I'm using an Apache proxy on one server in front of tomcat on a different server.
What is the the bandwidth between the two EC2 instances if they are in the same availability zone? Does this have anything to do with the network performance of the instance?
EC2 instances are connected by 10Gbps networks, plus an additional 10Gbps EBS only network. I believe you get a portion of this network bandwidth proportional to your instance size, but likely with the ability to burst if there's additional bandwidth available. Amazon isn't 100% transparent on bandwidth - they have documentation here but I believe it refers to EBS bandwidth not general network bandwidth.
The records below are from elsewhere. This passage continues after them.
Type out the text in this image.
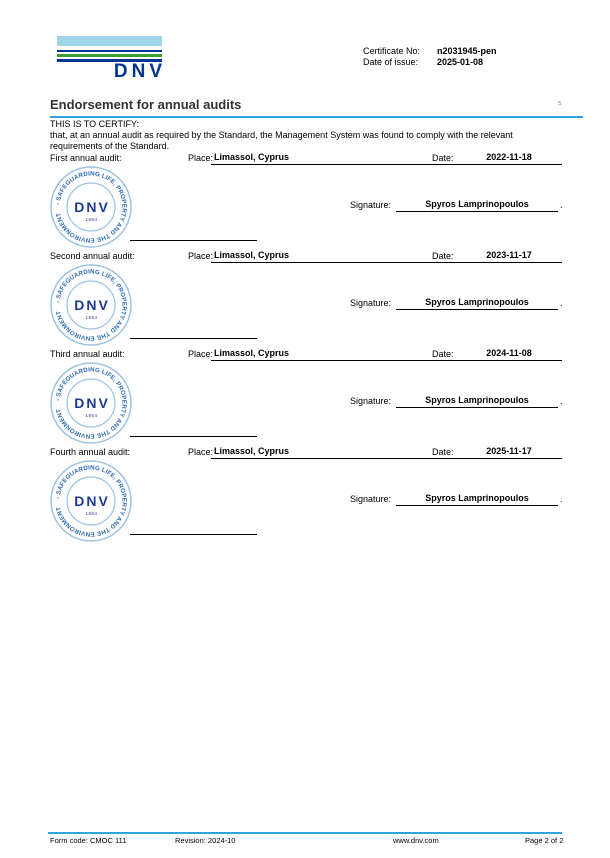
DNV
Certificate No:	n2031945-pen
Date of issue:	2025-01-08
Endorsement for annual audits	s
THIS IS TO CERTIFY:
that, at an annual audit as required by the Standard, the Management System was found to comply with the relevant requirements of the Standard.
First annual audit:	Place: Limassol, Cyprus	Date:	2022-11-18
- SAFEGUARDING LIFE, PROPERTY AND THE ENVIRONMENT DNV
1864
Signature:	Spyros Lamprinopoulos	.
Second annual audit:	Place: Limassol, Cyprus	Date:	2023-11-17
- SAFEGUARDING LIFE, PROPERTY AND THE ENVIRONMENT DNV
1864
Signature:	Spyros Lamprinopoulos	.
Third annual audit:	Place: Limassol, Cyprus	Date:	2024-11-08
- SAFEGUARDING LIFE, PROPERTY AND THE ENVIRONMENT DNV
1864
Signature:	Spyros Lamprinopoulos	.
Fourth annual audit:	Place: Limassol, Cyprus	Date:	2025-11-17
- SAFEGUARDING LIFE, PROPERTY AND THE ENVIRONMENT DNV
1864
Signature:	Spyros Lamprinopoulos	.
Form code: CMOC 111	Revision: 2024-10	www.dnv.com	Page 2 of 2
For example, assuming the host has 32 cores and you have a 4 core machine you likely get (4 / 32 * 10Gbps) = 1.25Gbps of network bandwidth. However I have a t2.micro (which gets 10% of one core) that is probably something like (0.1 / 32 * 10Gbpps = 0.03Gbps, ie 30mbps), and it can actually get 50Mbps or a bit better.
Instances in another AZ in the same region have latency of (from memory) around 1ms. Because of how TPC works this will probably reduce network bandwidth slightly compared with a network inside an AZ, but at 1ms or so I doubt the reduction will be significant.
In your case I doubt internal bandwidth will be an issue unless you're hosting large files on a small instance. You can always use a CDN like CloudFlare or CloudFront to cache images your instance.